Written by: Trent Dalton Original Article From: The Australian

Photography Eddie Safarik


HE whispered in a Scottish drawl: “You wanna see somethin’ cool?”

Professor John Fraser has been an intensive care specialist for two decades. He established the Critical Care Research Group at Brisbane’s Prince Charles Hospital in 2004. He’s seen cool things before: heart transplants; machines that can rebuild a blackened human lung before your eyes; bodies of children wrenched from the cold and still grip of beyond.

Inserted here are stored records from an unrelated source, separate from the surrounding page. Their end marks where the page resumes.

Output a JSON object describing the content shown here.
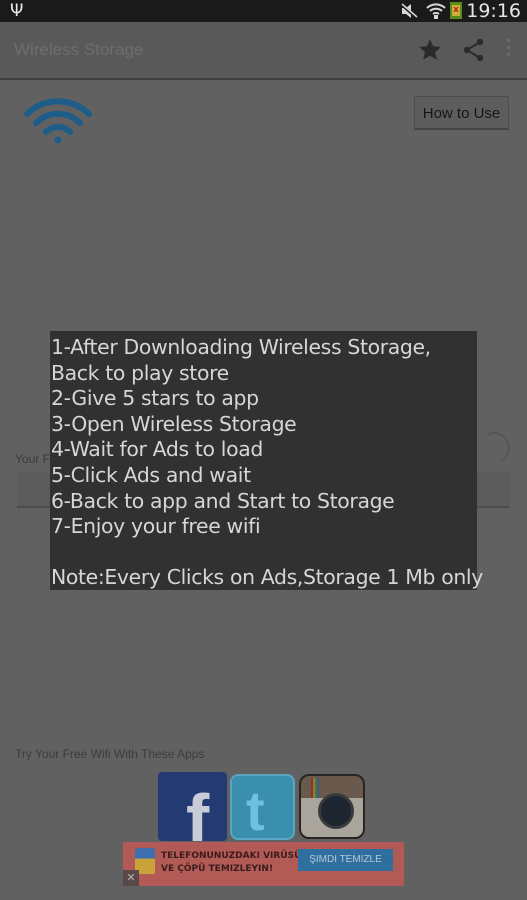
{
  "status_bar": {
    "time": "19:16",
    "icons": [
      "usb-icon",
      "mute-icon",
      "wifi-icon",
      "battery-icon"
    ]
  },
  "action_bar": {
    "title": "Wireless Storage",
    "actions": [
      "star-icon",
      "share-icon",
      "overflow-menu-icon"
    ]
  },
  "main": {
    "how_to_use_label": "How to Use",
    "file_label": "Your F",
    "try_label": "Try Your Free Wifi With These Apps",
    "apps": [
      "Facebook",
      "Twitter",
      "Instagram"
    ]
  },
  "dialog": {
    "lines": [
      "1-After Downloading Wireless Storage,",
      "Back to play store",
      "2-Give 5 stars to app",
      "3-Open Wireless Storage",
      "4-Wait for Ads to load",
      "5-Click Ads and wait",
      "6-Back to app and Start to Storage",
      "7-Enjoy your free wifi",
      "",
      "Note:Every Clicks on Ads,Storage 1 Mb only"
    ]
  },
  "ad": {
    "line1": "TELEFONUNUZDAKI VIRÜSÜ",
    "line2": "VE ÇÖPÜ TEMIZLEYIN!",
    "button": "ŞIMDI TEMIZLE",
    "close": "✕"
  },
  "colors": {
    "wifi_logo": "#1d5d8a",
    "dialog_bg": "#313131",
    "dialog_text": "#d6d6d6"
  }
}
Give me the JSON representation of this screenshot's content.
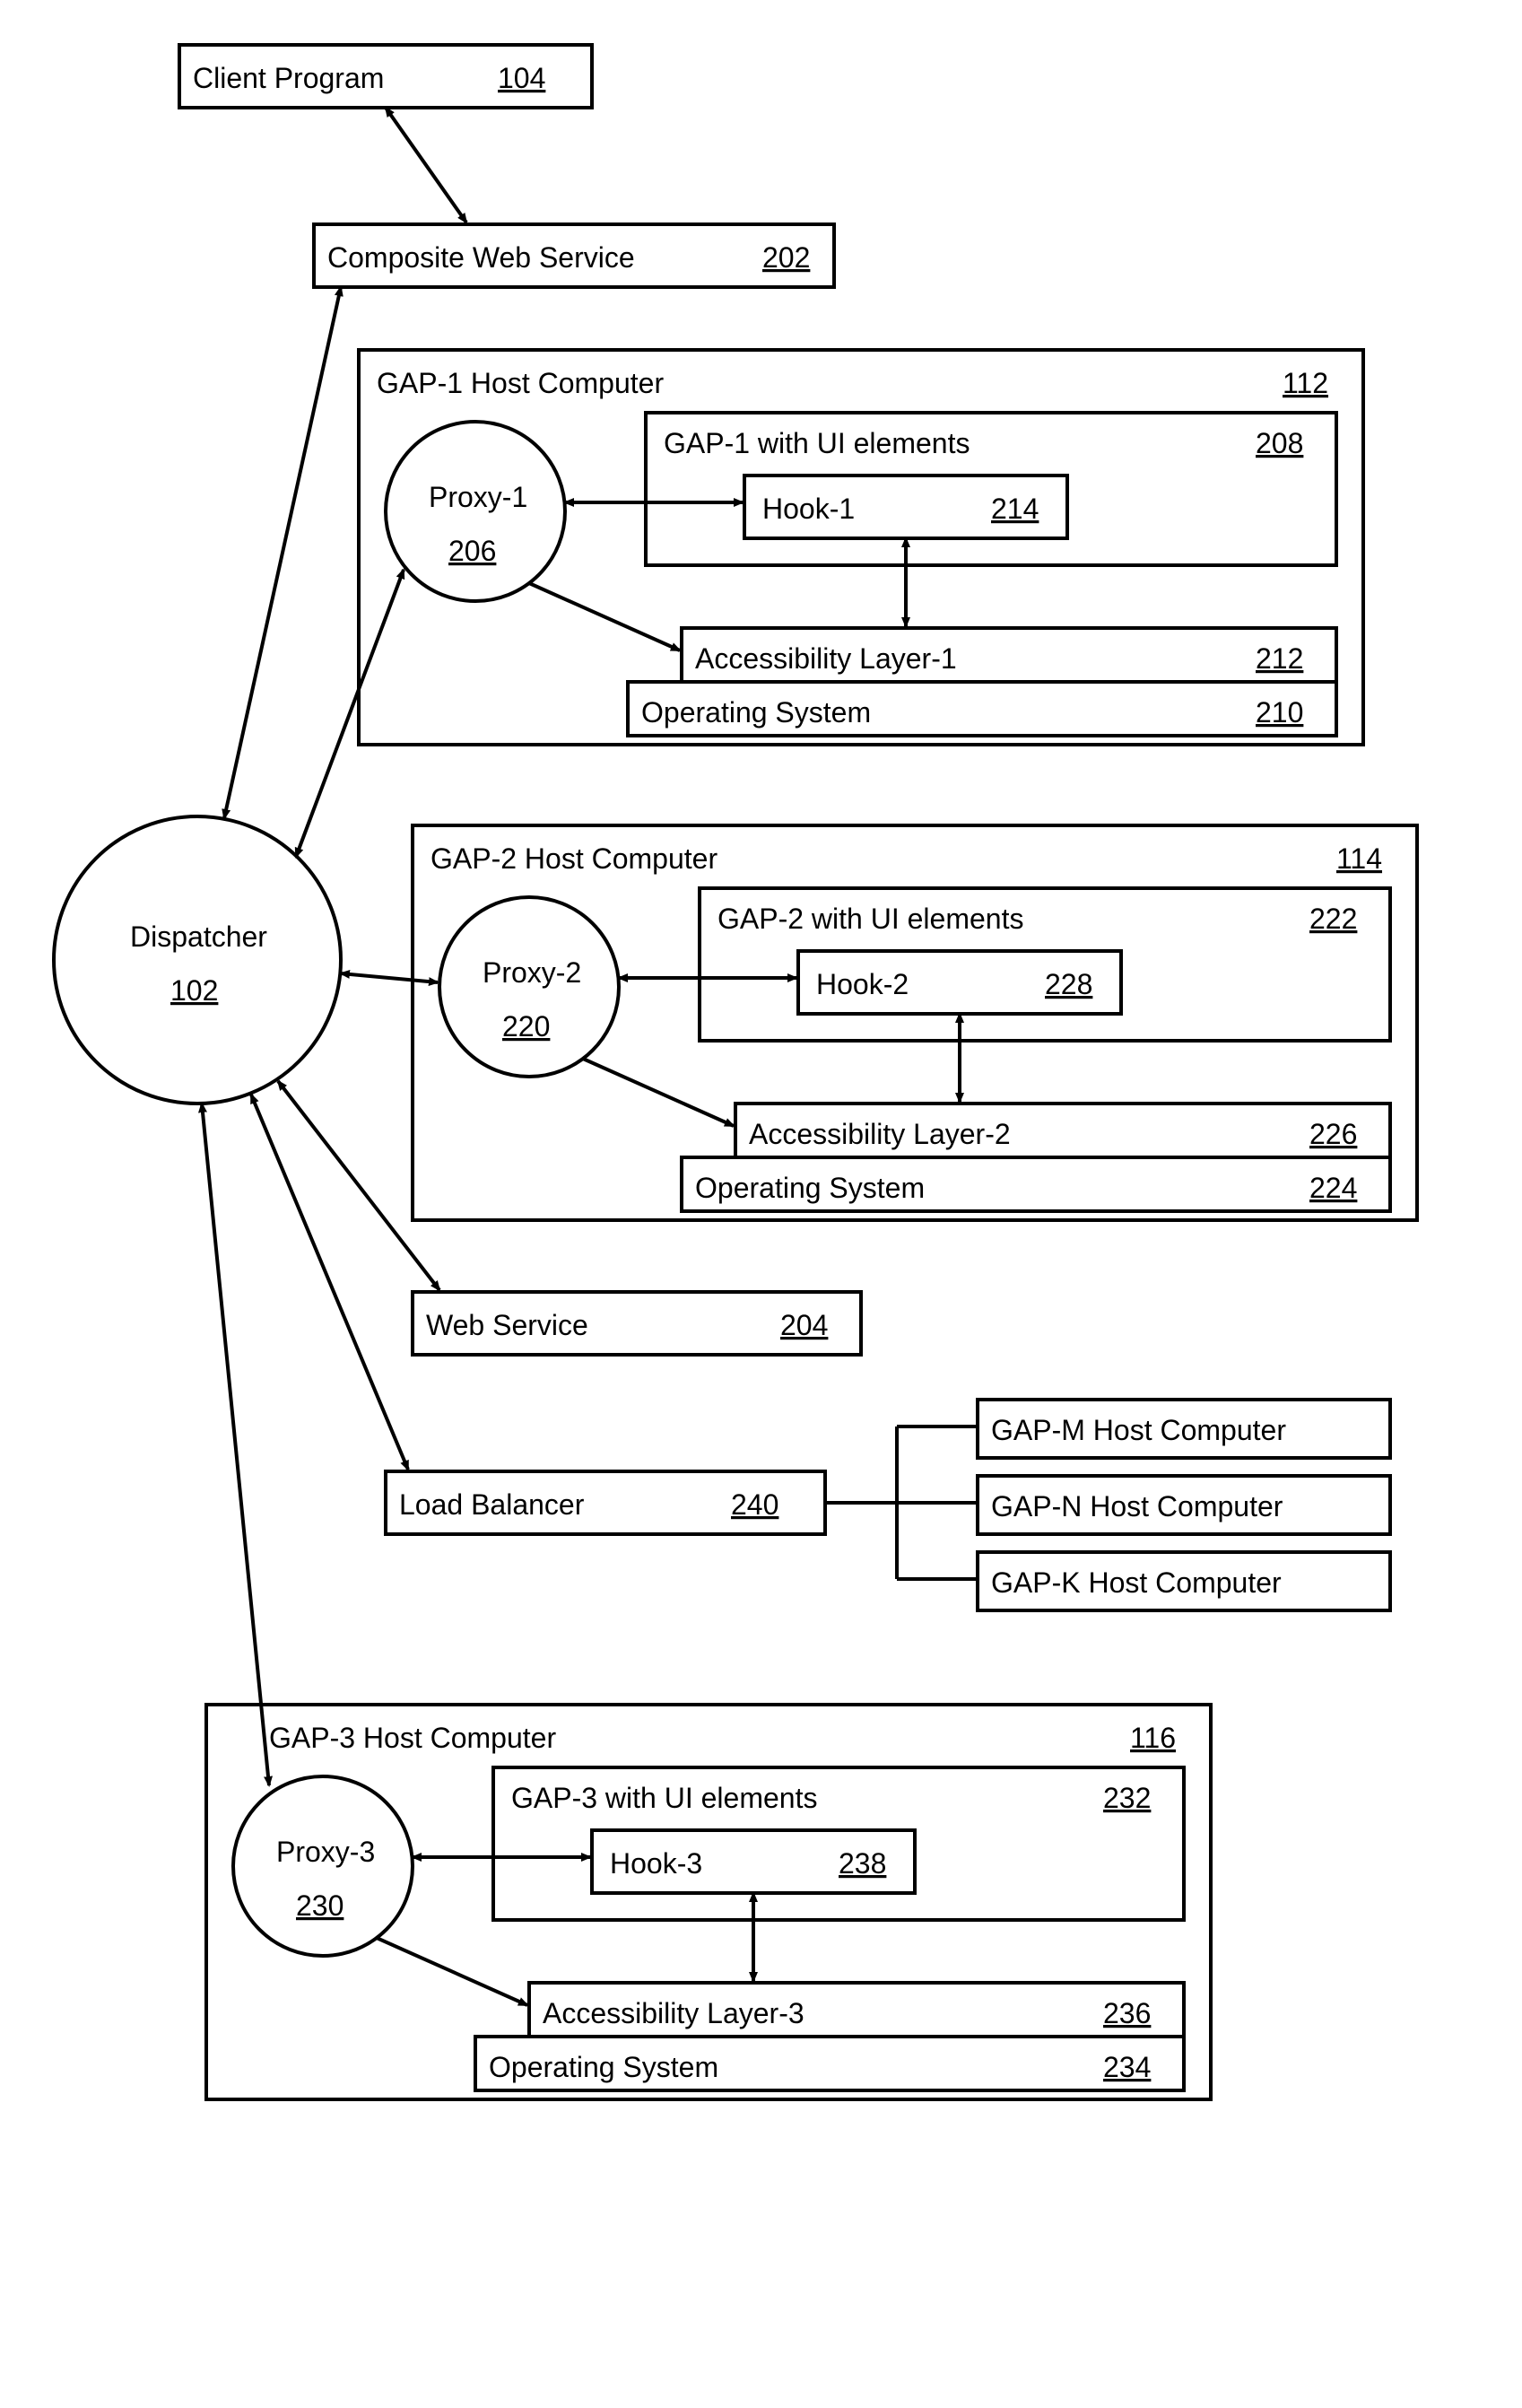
{
  "clientProgram": {
    "label": "Client Program",
    "num": "104"
  },
  "compositeWeb": {
    "label": "Composite Web Service",
    "num": "202"
  },
  "dispatcher": {
    "label": "Dispatcher",
    "num": "102"
  },
  "webService": {
    "label": "Web Service",
    "num": "204"
  },
  "loadBalancer": {
    "label": "Load Balancer",
    "num": "240"
  },
  "lbHosts": {
    "m": "GAP-M Host Computer",
    "n": "GAP-N Host Computer",
    "k": "GAP-K Host Computer"
  },
  "gap1": {
    "host": "GAP-1 Host Computer",
    "hostNum": "112",
    "proxy": "Proxy-1",
    "proxyNum": "206",
    "ui": "GAP-1 with UI elements",
    "uiNum": "208",
    "hook": "Hook-1",
    "hookNum": "214",
    "acc": "Accessibility Layer-1",
    "accNum": "212",
    "os": "Operating System",
    "osNum": "210"
  },
  "gap2": {
    "host": "GAP-2 Host Computer",
    "hostNum": "114",
    "proxy": "Proxy-2",
    "proxyNum": "220",
    "ui": "GAP-2 with UI elements",
    "uiNum": "222",
    "hook": "Hook-2",
    "hookNum": "228",
    "acc": "Accessibility Layer-2",
    "accNum": "226",
    "os": "Operating System",
    "osNum": "224"
  },
  "gap3": {
    "host": "GAP-3 Host Computer",
    "hostNum": "116",
    "proxy": "Proxy-3",
    "proxyNum": "230",
    "ui": "GAP-3 with UI elements",
    "uiNum": "232",
    "hook": "Hook-3",
    "hookNum": "238",
    "acc": "Accessibility Layer-3",
    "accNum": "236",
    "os": "Operating System",
    "osNum": "234"
  }
}
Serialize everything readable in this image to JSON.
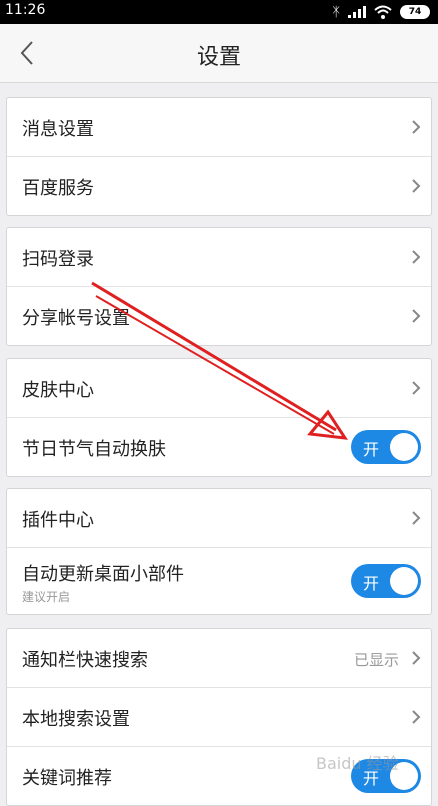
{
  "status": {
    "time": "11:26",
    "battery": "74"
  },
  "header": {
    "title": "设置"
  },
  "groups": [
    {
      "rows": [
        {
          "label": "消息设置"
        },
        {
          "label": "百度服务"
        }
      ]
    },
    {
      "rows": [
        {
          "label": "扫码登录"
        },
        {
          "label": "分享帐号设置"
        }
      ]
    },
    {
      "rows": [
        {
          "label": "皮肤中心"
        },
        {
          "label": "节日节气自动换肤",
          "toggle": "开",
          "toggle_on": true
        }
      ]
    },
    {
      "rows": [
        {
          "label": "插件中心"
        },
        {
          "label": "自动更新桌面小部件",
          "sublabel": "建议开启",
          "toggle": "开",
          "toggle_on": true
        }
      ]
    },
    {
      "rows": [
        {
          "label": "通知栏快速搜索",
          "value": "已显示"
        },
        {
          "label": "本地搜索设置"
        },
        {
          "label": "关键词推荐",
          "toggle": "开",
          "toggle_on": true
        }
      ]
    }
  ],
  "colors": {
    "accent": "#1e88e5",
    "annotation": "#e02020"
  },
  "watermark": "Baidu 经验"
}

It was three years ago when he whispered the invitation, at a backyard barbecue at his house in Brisbane’s northern suburbs. We were eating sausages, talking about outdoor music systems controlled by one’s mobile phone. The things we humans can accomplish. Our wives went to school together. I’d known him for 13 years, long enough to know that when he asks if you would like to see something cool he’s not about to show you a Harley-Davidson motorcycle.

John led me into his house, up a set of stairs to the main bedroom. He said a genius had moved into the office next to his at Prince Charles, an obsessive young biomedical engineer who rarely ate, rarely slept, spent his days and nights clanging and banging and grinding away at strange metal objects. John was privy to the best-kept secret in Australian medical ­science. His name was Daniel Timms and inside his small solitary office in Chermside, Brisbane, he was building a miracle.